“There is no officer in charge here,” the colonel said. “We are all passing through without stopping, so there is no organization at this point. I’m sorry I can’t do anything for you. You had better get out of here as quickly as you can. The Germans will probably be here in an hour.” From these words I realized with a shock that the defense of the left bank of the Loire was not even being considered, and that the army was retreating indefinitely. I looked up and down the long banks of the river. There were no fortified positions whatsoever. I saw only one lonely soldier standing by the side of a machine gun. He seemed to be wondering whether he had been forgotten there.
South of the Loire, the bewilderment of the troops deepened, for all of them had expected that that line would be held. Time and again I heard the question asked: “Where are we going?” Those who clung to hope to the last declared desperately: “The generals must have a plan. Our orders are to retreat as quickly as we can. There must be reasons for it.” But most of them simply gave up the attempt to understand what was going on, and why no effort was being made to resist.
For three months after the armistice I remained in France. I wanted to find out the story behind the defeat. What I have to tell is not pure hypothesis. It is the only possible explanation which can be deduced from a number of unknown or little known facts which I took the greatest trouble to verify. Here is the story:
There has been ample occasion in recent years to observe Nazi propaganda tactics, among them the method which consists in selecting the most appropriate arguments to convince any group the Nazis wish to win over, even when those arguments are directly contrary to those used with another group. Such a procedure would seem on the surface likely to defeat its own aims; but it is the tendency of each group to believe what it wants to believe, that Hitler is telling the truth, while deceiving its adversaries. It is the same state of mentality which confidence men evoke in such tested swindles as the rosary game, in which the sucker is led to see himself as the accomplice in victimizing someone else and thus never imagines that he is marked for the role of victim himself.
It was in this fashion that Germany laid the foundation for France’s defeat by corrupting different groups of the population in different ways. Agents of Berlin told the French Communists, for instance, that Germany was Soviet Russia’s ally, and that if Hitler won the war, he would not oppose a Communist Revolution in France. The new French Soviet Republic could then conclude an alliance with Germany, Russia, and Italy and take part in the totalitarian reconstruction of postwar Europe. French Communist leaders swallowed this propaganda, and the result was slowing down of production in munitions plants due to insidious Communist propaganda against which the Interior Ministry tried in vain to take effective measures.
There were many evidences that Communists believed they were working in accord with Germany. After the armistice, Communist factory workers in the occupied region on several occasions started the singing of the Internationale in the factories where they were employed with the idea that this would please their new masters, and were surprised that it didn’t.
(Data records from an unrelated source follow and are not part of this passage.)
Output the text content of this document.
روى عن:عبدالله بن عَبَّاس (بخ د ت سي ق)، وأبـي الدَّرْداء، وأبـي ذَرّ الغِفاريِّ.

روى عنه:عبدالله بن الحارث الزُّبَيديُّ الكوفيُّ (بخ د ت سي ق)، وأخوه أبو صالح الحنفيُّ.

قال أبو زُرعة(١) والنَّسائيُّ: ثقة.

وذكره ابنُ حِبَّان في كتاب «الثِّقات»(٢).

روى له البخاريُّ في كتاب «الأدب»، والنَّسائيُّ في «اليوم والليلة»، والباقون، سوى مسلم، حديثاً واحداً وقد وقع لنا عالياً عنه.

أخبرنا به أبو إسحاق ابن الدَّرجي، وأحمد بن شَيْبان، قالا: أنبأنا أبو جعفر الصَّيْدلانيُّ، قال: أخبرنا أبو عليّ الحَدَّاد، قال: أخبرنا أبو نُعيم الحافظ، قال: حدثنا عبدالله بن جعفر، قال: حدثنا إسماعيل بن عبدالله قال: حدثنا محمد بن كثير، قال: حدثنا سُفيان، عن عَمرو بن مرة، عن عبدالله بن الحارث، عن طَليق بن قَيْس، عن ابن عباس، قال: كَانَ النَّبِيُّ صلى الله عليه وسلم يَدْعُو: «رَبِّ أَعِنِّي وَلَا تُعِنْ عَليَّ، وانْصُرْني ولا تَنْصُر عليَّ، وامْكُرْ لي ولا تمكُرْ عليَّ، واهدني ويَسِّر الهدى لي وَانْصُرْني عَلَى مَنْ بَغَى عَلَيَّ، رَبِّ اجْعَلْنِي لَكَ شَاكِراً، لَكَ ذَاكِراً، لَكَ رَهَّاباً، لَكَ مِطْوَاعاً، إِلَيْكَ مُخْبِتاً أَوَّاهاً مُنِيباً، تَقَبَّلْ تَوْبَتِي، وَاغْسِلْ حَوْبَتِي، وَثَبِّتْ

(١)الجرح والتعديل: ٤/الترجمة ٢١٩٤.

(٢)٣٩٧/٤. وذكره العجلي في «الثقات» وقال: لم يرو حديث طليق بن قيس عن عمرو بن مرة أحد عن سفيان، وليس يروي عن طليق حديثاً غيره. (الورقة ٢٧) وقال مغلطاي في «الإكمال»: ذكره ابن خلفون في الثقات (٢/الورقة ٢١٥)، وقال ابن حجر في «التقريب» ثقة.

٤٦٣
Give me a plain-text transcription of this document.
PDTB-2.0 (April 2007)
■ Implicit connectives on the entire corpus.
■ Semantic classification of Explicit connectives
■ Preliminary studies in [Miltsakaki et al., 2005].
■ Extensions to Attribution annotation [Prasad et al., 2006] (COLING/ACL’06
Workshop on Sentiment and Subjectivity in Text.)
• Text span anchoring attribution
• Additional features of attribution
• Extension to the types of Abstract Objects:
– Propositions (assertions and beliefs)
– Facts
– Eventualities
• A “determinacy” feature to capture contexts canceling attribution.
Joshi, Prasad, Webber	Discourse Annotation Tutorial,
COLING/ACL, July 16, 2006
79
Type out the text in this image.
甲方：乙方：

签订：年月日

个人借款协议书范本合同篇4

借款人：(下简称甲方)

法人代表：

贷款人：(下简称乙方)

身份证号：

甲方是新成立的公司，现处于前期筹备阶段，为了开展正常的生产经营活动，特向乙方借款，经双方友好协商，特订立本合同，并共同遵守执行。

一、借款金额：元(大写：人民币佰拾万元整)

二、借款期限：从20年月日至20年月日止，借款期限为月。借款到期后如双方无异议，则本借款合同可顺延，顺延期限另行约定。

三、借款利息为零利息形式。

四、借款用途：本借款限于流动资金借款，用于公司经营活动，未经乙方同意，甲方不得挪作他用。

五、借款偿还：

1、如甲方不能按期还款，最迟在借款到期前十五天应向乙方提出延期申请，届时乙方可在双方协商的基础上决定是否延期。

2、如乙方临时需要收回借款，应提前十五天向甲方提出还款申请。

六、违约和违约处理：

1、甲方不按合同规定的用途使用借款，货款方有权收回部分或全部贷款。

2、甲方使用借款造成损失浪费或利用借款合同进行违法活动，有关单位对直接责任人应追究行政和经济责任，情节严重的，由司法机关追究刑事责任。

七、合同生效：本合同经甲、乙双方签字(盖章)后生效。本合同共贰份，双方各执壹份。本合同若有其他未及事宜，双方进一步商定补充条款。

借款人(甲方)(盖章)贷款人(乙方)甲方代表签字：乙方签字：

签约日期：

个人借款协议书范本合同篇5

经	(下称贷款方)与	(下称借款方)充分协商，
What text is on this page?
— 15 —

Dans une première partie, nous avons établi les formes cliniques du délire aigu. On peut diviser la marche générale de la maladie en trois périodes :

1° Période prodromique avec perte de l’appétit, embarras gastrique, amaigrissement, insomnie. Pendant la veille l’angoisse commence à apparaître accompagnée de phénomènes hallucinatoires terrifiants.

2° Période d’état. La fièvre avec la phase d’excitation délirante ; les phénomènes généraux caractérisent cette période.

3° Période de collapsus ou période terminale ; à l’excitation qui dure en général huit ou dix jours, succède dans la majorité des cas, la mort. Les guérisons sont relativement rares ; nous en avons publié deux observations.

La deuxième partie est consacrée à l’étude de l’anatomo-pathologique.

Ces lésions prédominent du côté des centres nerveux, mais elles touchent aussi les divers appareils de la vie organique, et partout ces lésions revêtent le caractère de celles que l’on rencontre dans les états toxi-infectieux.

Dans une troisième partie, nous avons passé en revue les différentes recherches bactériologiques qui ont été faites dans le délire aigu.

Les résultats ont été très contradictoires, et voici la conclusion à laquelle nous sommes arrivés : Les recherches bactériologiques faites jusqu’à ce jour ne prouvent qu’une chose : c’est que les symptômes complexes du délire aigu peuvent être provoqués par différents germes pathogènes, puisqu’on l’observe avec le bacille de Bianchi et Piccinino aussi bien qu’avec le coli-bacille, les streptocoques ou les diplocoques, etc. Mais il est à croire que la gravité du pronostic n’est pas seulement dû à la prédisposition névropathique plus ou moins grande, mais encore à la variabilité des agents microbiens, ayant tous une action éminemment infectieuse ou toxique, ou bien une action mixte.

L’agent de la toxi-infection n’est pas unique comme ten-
During the war, the Communists had been given reasons for believing that they were on the side of the Germans. Some of the French Bolshevik leaders who deserted during the war fled to Germany. Findings of French radiogoniometric services proved that Communist short-wave stations broadcasting in French were operating from Germany. After the German troops reached Paris, several young French writers known for their Communist sympathies, who had remained behind when most other Leftists had fled, were immediately given important places, such as the editing of Paris daily papers, by the Nazi authorities. These incidents demonstrate that the Germans had succeeded in establishing relationships with French Communist leaders during the war; but it must be recorded that the majority of Communist workmen remained definitely hostile to the Nazis.
This failure to enlist the support among the Communist rank and file which had been found among the leaders convinced the German secret service early that there was no real chance of bringing about the defeat of France by fomenting a Bolshevik revolution. If such a method had been feasible, Nazi Germany would certainly not have hesitated to apply it, just as Imperial Germany did not hesitate to send Lenin and his companions in their famous sealed railroad coach into Russia in 1917.
Under the circumstances, the Communist movement was taken advantage of by the Germans only to the extent of being employed to create as much unrest as possible among French workers, who did not even realize to what influences they were being exposed. The chief effort of German secret agents was concentrated on conservative circles, which, according to reports received at the Wilhelmstrasse, were in a much better position to exert effective influence on the outcome of the war.
There was nothing contradictory about this willingness on the part of the Nazis to cooperate with either the extreme Left or the extreme Right, or even with both simultaneously, since their object, whatever their dupes might think, was not to help them to victory, but to use them as a tool to weaken the unity and the power of the government. Nazi propaganda welcomed any loophole through which it might penetrate into the vitals of a foreign country with the aid of any resistance to the regime which might already exist there.